I feel like I have lived to this point an incredibly blessed life. There are a lot of griefs and struggles and bad circumstances that I have been spared. And yet, I’ll tell you there are days where verse 8 resonates with me. I get hurt. I get weary. I get discouraged. I waste my time. I don’t pray enough. I don’t feel like I am doing much of anything the way I’d like to. On some Mondays (though this is less frequent than it used to be) I get post-preaching mini-depression and feel like another Sunday came and nothing changed, nobody was helped, people probably got upset, I don’t know what I’m doing or how to do it. I take off my glasses and rub my eyes and pull at my hair.
I hear the Apostle Paul loud and clear. And so do many of you. You have days, maybe weeks or years, where you are burdened beyond your strength, like a boat weighed with too much cargo, like a traveler whose backpack is overloaded and he can’t take another step. That’s how all of us feel at times and how some of you feel right now.

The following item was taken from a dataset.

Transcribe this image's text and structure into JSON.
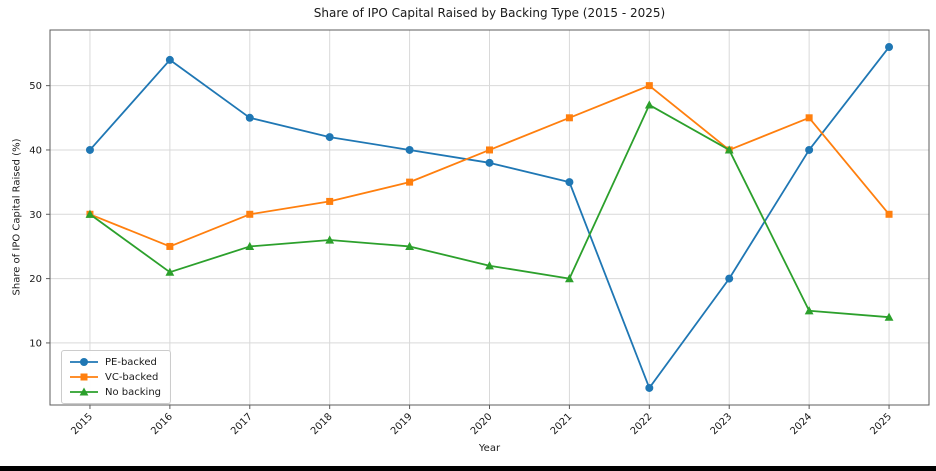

Paul says he despaired of life itself. This may mean he didn’t think he could go on any more. He wanted to go home to be the Lord. That may be part of Paul’s point. But I think the main idea is that Paul thought this was the end for him. He felt like he had received a death sentence. Whether he was in a riot of persecution and he was sure he was a goner, or he was in prison and actually had been sentenced to death, or perhaps he got sick and was convinced he was not going to better—whatever the situation, Paul didn’t think he was going to live. He didn’t think he was going to make it. He was on death row as far as he was concerned. What hope was there for the future?